I return to the table, adjusting the plates even though everything already looks neat. My palms are damp. My body is too warm. My nerves feel like live wires sparking under my skin.

It’s the hormones, I tell myself. The early pregnancy. The nausea that comes and goes in unpredictable waves. The strange mixture of joy and terror living inside me like two halves of the same truth.
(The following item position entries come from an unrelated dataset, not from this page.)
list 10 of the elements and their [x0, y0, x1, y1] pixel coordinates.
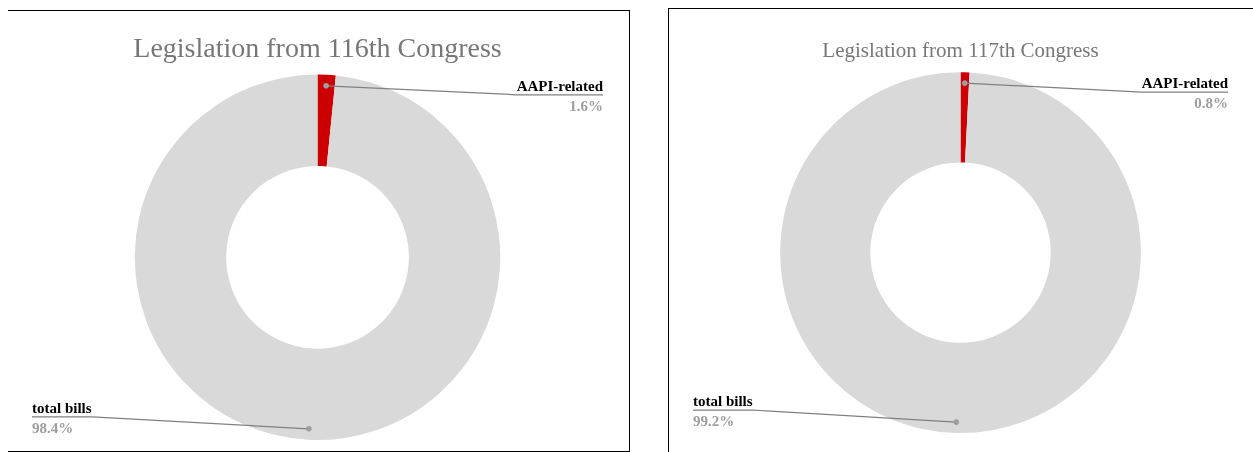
slice-label: total bills: [32, 399, 92, 416]
slice-label: AAPI-related: [1141, 75, 1229, 92]
data-label: 98.4%: [32, 419, 74, 436]
slice-label: AAPI-related: [516, 77, 604, 94]
chart-title: Legislation from 116th Congress: [133, 32, 502, 64]
data-label: 1.6%: [569, 97, 603, 114]
chart-title: Legislation from 117th Congress: [822, 38, 1099, 63]
data-label: 0.8%: [1194, 95, 1228, 112]
slice-label: total bills: [693, 393, 753, 410]
data-label: 99.2%: [693, 413, 735, 430]
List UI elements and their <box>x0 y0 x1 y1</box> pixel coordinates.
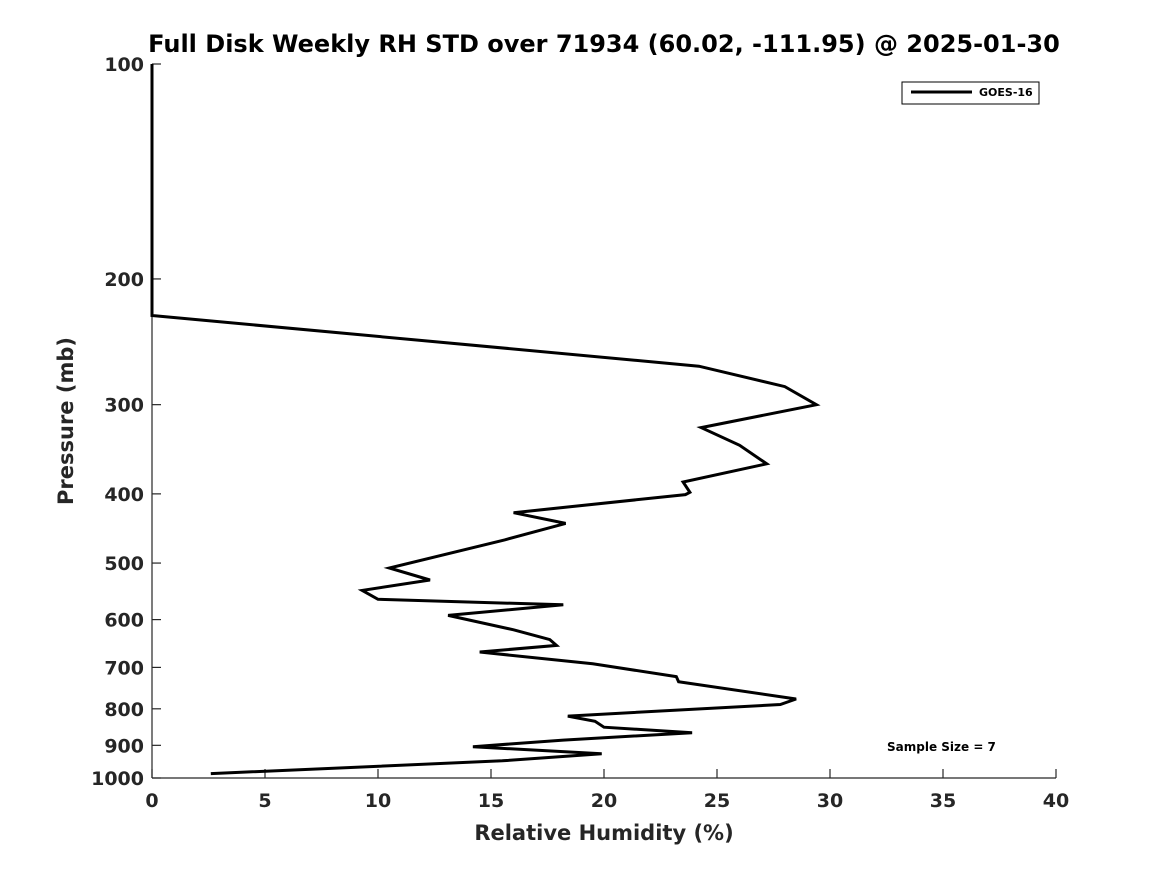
legend: GOES-16 <box>901 81 1040 105</box>
chart-title: Full Disk Weekly RH STD over 71934 (60.0… <box>148 30 1060 58</box>
x-tick-label-30: 30 <box>817 790 843 812</box>
y-tick-label-200: 200 <box>104 269 144 291</box>
y-tick-label-400: 400 <box>104 484 144 506</box>
x-tick-label-40: 40 <box>1043 790 1069 812</box>
y-axis-label: Pressure (mb) <box>54 337 78 505</box>
y-tick-label-300: 300 <box>104 395 144 417</box>
y-tick-label-1000: 1000 <box>91 768 144 790</box>
x-tick-label-0: 0 <box>145 790 158 812</box>
y-tick-label-900: 900 <box>104 735 144 757</box>
x-tick-label-15: 15 <box>478 790 504 812</box>
sample-size-annotation: Sample Size = 7 <box>887 740 996 754</box>
x-tick-label-20: 20 <box>591 790 617 812</box>
x-tick-label-35: 35 <box>930 790 956 812</box>
series-line-goes-16 <box>150 64 821 776</box>
x-tick-label-25: 25 <box>704 790 730 812</box>
legend-entry-goes-16: GOES-16 <box>979 86 1033 99</box>
y-axis: 100 200 300 400 500 600 700 800 900 1000 <box>91 54 161 790</box>
plot-series <box>150 64 821 776</box>
y-tick-label-500: 500 <box>104 553 144 575</box>
x-axis: 0 5 10 15 20 25 30 35 40 <box>145 769 1069 812</box>
y-tick-label-100: 100 <box>104 54 144 76</box>
y-tick-label-700: 700 <box>104 657 144 679</box>
x-tick-label-10: 10 <box>365 790 391 812</box>
x-tick-label-5: 5 <box>258 790 271 812</box>
x-axis-label: Relative Humidity (%) <box>474 821 733 845</box>
y-tick-label-600: 600 <box>104 610 144 632</box>
y-tick-label-800: 800 <box>104 699 144 721</box>
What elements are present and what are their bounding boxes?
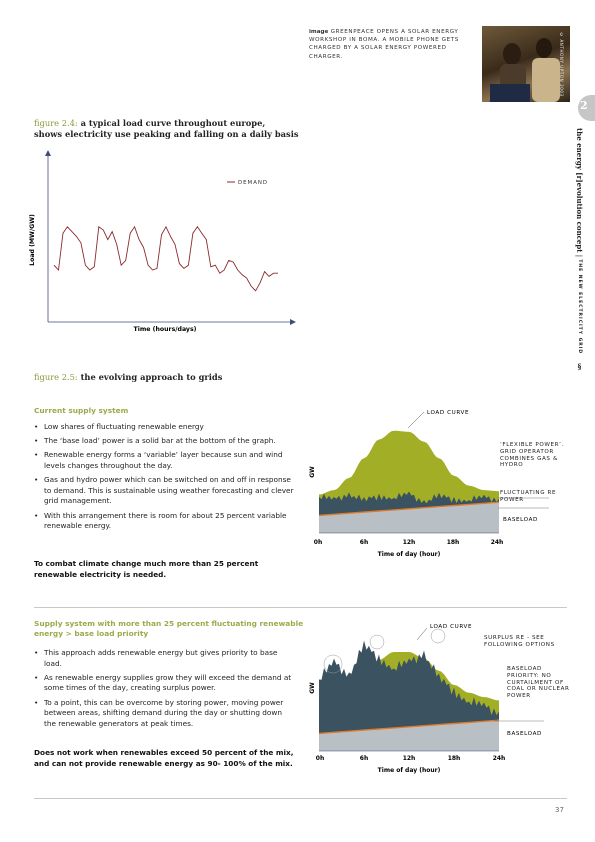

But that’s not it. Not entirely.

Last night wasn’t just emotional. It was intimate in a way that had nothing to do with sex. He shared something painful about his childhood. I told him things I’ve never told anyone, not even Kelly. A strange thread formed between us, fine and fragile, but real.

And now I can’t seem to breathe normally when I think of him.

He glances at the food, then at me. “Did you poison it?” he asks dryly.

I roll my eyes, relieved by the joke.

“Yes. Of course. I figured the best way to handle this whole mess was to murder you with cinnamon and carbs.”

He cuts into the French toast, takes a bite, and closes his eyes briefly as if surprised by how good it tastes. When he opens them again, I’m still staring at him. I try to look away, but the connection holds.

“What are you thinking?” he asks.

I hesitate. Then the truth slips out.

“How much I like being around you.”

His knife stills. His expression tightens almost imperceptibly, like he wasn’t expecting that. Like he’s not sure what to do with it. He studies me across the table, eyes moving from my face to my hands to my throat, like he’s reading my thoughts.

“I was also thinking about how grateful I am.” I swallow. “That you care enough to make sure I’m safe. Even when I was being difficult about it.”